Your friend might have genetic variations in genes that are correlated with obesity. Unlike folic acid metabolism and caffeine sensitivity that involve only one or two genes, predisposition for obesity involves multiple genes. Scientists found that in a cohort of 38,000 Europeans, slight variations in the FTO gene (also called the fatso gene) were strongly correlated with obesity. Having variation in one copy of this gene alone account for an extra 1.2 kgs, whereas having both copies account for an extra 3 kgs and higher risk of obesity. While scientists clamored to find out more, it turned out that FTO was not directly related to processes in causing obesity but rather affected the expression of other proteins IRX3 and IRX5.

Genes Are Not Your Destinty

That’s all folks! We quite like the idea that the genetic screen offers a guide to tailor your lifestyle to your genes. In short, these tests have a strong scientific basis and it’s fun to see something like this integrated into a real app with practical implications and uses.

As the popular saying goes, genetics loads the gun but your diet and lifestyle pull the trigger. Even if you’re predisposed to poorer processing of nutrients, it doesn’t mean you can idle away and blame your genes.
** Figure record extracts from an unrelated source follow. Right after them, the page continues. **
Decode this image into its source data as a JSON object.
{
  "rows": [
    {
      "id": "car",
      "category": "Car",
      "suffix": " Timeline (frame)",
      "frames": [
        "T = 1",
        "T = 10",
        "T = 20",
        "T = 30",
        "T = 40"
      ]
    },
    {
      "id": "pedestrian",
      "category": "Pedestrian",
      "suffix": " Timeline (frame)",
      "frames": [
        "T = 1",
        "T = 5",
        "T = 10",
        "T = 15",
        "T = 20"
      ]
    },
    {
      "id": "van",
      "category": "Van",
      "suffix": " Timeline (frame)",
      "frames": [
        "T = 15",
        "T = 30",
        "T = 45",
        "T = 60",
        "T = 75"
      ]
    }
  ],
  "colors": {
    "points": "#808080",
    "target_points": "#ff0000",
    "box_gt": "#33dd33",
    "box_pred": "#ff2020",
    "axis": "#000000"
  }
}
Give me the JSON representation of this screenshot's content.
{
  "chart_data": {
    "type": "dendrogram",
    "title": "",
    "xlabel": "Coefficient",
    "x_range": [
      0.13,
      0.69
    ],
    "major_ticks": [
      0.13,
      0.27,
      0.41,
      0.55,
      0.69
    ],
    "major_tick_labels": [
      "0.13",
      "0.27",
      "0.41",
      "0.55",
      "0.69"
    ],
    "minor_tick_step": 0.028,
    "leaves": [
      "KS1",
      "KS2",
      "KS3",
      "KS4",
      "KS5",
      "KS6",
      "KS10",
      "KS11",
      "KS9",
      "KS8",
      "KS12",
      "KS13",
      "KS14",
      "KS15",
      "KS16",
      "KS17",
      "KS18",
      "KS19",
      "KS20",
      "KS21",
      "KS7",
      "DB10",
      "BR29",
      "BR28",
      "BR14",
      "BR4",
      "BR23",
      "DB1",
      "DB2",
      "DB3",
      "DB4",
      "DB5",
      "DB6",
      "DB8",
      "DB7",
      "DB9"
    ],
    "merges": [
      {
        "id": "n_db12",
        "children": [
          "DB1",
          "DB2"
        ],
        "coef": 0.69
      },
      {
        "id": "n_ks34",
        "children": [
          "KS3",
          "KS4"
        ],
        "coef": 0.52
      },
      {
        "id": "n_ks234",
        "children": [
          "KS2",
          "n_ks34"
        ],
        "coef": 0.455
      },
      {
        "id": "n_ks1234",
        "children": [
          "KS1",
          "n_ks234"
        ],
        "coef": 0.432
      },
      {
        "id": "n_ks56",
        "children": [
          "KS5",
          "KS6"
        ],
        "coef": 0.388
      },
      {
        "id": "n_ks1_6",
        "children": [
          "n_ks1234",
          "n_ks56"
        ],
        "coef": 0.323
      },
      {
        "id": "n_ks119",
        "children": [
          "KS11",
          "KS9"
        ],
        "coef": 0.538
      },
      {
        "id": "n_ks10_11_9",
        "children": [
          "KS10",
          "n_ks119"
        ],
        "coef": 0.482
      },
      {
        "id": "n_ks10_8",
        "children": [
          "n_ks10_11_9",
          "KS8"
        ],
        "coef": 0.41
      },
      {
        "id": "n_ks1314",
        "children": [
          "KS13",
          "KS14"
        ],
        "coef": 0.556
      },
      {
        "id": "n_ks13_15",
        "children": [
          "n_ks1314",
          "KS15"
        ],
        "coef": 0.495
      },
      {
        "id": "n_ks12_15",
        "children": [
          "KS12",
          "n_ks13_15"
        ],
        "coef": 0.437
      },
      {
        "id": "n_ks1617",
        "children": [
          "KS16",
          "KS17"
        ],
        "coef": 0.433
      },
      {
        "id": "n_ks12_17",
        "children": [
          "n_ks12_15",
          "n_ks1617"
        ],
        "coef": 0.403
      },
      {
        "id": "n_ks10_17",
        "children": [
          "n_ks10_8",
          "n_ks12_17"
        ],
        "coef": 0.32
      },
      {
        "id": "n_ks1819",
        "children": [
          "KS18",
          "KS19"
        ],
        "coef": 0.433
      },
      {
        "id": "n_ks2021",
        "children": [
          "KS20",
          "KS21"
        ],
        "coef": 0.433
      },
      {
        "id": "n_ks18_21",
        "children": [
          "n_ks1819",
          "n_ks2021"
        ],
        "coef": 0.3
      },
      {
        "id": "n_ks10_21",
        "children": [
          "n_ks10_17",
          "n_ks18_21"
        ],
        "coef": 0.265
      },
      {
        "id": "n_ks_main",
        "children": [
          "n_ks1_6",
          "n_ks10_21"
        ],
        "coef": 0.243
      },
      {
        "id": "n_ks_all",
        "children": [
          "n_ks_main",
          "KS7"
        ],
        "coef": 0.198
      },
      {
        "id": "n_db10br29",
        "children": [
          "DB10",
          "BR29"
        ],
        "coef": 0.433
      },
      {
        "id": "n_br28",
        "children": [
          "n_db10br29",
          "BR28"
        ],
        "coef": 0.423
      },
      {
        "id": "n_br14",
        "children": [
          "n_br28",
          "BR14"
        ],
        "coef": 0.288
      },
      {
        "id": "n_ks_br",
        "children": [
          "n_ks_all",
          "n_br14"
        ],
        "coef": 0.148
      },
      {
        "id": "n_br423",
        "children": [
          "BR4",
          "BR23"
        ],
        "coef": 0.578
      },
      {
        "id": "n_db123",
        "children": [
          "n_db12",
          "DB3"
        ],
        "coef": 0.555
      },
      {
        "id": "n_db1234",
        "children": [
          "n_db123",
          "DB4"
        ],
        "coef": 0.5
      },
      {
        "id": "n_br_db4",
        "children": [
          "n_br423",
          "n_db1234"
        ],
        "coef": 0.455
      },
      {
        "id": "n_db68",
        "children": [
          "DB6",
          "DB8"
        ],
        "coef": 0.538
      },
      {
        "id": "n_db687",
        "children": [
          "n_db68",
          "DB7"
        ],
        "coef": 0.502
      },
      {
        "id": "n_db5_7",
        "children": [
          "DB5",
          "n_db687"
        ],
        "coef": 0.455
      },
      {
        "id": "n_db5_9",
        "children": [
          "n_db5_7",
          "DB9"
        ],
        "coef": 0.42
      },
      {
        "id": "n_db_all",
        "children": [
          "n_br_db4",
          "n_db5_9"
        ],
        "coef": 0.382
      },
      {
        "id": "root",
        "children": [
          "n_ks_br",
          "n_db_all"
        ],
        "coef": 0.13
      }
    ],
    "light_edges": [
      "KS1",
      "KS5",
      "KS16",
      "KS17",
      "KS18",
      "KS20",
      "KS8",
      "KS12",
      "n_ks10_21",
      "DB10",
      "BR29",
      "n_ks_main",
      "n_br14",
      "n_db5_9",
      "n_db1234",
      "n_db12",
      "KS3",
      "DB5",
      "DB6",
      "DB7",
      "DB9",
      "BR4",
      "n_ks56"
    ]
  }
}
Likewise, just because you process your nutrients efficiently doesn’t mean you can be complacent as well. Hence, it’s important that you gain an understanding in genetic variation and nutrition so that you can take charge of your own body.

Moreover, insurance companies currently encourage lifestyle choices rather than genetic disposition; it’s more important to consciously choose to maintain a healthy lifestyle than be complacent on your genetics.

Stay healthy folks!

*fundMyLife does not endorse the product at all – it’s an interesting direction that Prudential decided to take with the introduction of myDNA.